Continued distribution gains for Pop Secret, as well as further strong volume growth for the Kettle business, drove a 9.6% increase in snack sales for Diamond Brands during the third quarter, which offset a 5% decline in the company’s nut segment sales. The company plans to apply its strategy in snacks to improve its nuts business, particularly the Emerald canister line of walnuts.
“First of all, we think the snack nut category is a very good category,” Mr. Driscoll said. “It’s growing quite nicely, and we think it’s going to continue to grow nicely. We think that the category addresses consumer needs in a very powerful way in terms of being nutrient dense, protein dense and so on.”
Forthcoming innovation on the canister line will better position Diamond Foods against competitors, Mr. Driscoll said.

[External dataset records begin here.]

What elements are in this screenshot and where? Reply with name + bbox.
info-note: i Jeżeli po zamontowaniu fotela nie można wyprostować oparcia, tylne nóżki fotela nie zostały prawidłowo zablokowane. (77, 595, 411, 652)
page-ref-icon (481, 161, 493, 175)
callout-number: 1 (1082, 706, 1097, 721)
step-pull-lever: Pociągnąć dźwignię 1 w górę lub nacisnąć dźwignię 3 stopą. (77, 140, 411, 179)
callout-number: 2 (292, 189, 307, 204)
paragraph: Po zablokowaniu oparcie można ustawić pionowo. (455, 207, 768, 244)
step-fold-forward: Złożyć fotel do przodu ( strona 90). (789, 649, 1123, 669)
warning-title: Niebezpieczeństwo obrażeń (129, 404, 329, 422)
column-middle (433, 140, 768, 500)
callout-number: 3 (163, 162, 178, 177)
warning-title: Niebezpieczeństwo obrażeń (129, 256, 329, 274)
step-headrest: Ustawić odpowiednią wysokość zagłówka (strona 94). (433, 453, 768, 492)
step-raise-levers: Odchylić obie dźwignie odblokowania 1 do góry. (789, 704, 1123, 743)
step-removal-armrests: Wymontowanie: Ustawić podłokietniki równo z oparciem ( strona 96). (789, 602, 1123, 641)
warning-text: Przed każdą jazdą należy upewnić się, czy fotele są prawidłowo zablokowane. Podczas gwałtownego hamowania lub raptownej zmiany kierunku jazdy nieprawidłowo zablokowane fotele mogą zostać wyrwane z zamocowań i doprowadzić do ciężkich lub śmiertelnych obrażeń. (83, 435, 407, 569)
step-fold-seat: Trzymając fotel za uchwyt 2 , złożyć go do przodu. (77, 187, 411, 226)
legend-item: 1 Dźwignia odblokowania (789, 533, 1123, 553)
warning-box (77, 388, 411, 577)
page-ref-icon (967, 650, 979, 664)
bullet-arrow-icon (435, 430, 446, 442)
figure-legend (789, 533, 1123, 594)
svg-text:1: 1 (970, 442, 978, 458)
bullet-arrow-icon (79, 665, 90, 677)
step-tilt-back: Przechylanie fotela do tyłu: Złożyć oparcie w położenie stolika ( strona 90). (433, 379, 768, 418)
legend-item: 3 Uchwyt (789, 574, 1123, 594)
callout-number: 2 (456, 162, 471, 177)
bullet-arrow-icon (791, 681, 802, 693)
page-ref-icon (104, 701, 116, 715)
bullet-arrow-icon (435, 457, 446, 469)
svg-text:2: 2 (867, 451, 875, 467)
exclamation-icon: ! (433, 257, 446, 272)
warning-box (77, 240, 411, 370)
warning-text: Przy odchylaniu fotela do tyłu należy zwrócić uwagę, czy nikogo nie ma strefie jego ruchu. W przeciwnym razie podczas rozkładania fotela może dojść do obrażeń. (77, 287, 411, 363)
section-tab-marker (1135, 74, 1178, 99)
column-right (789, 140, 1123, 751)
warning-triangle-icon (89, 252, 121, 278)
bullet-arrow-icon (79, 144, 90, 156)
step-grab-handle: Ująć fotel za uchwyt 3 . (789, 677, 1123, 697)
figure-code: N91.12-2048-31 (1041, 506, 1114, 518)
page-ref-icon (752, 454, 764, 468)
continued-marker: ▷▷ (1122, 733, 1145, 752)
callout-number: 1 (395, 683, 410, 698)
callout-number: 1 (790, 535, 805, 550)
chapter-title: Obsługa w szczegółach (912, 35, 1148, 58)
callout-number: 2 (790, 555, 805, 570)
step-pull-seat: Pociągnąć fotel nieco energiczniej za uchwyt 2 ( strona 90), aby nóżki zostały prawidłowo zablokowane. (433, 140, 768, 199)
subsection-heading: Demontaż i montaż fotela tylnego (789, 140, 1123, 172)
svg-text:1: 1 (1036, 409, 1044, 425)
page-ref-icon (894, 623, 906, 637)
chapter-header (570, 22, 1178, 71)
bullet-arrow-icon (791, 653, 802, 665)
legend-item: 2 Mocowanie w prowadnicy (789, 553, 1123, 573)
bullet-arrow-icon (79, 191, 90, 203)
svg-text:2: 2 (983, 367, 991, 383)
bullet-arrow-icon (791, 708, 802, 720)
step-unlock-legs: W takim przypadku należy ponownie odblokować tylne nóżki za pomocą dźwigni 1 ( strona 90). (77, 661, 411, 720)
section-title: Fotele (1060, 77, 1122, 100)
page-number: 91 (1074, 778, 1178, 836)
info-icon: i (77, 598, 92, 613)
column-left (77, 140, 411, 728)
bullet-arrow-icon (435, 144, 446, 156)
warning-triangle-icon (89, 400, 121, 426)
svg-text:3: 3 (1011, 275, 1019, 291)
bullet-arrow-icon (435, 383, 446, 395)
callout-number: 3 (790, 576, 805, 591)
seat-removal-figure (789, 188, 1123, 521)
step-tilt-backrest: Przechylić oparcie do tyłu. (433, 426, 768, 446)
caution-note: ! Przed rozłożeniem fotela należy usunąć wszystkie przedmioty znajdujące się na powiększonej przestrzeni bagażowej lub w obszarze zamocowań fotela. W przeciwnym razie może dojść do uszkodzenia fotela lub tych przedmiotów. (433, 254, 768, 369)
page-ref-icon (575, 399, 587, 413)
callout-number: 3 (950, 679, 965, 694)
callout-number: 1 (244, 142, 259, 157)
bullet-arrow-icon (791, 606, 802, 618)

“Obviously for competitive reasons I can’t share exactly what that is other than to say that we believe we have a range of options that is the next step to this transition that we believe will resonate in the marketplace,” he said. “That said, we’re exceeding our expectation on the on-the-go and convenience element of Emerald which is growing very nicely, and so I think that’s a demonstration, if you will, of the efficacy that this brand has. The brand name with the right proposition resonates with consumers, and we now have a portion of the business representing 50% of the business that’s growing very nicely, so the next stage is to take the canister business to the next level, and I believe we will do it.”
Diamond Foods widened its loss during the quarter on increased walnut costs and expenses related to debt refinancing.
For the period ended April 30, Diamond Foods reported a net loss of $105,633,000, which compared with a net loss of $15,582,000 in the prior year.
Net sales increased 3.2% to $190,892,000.
Snack sales climbed 9.6% to $114,255,000 during the quarter, while sales in the nut segment declined 5% to $76,637,000.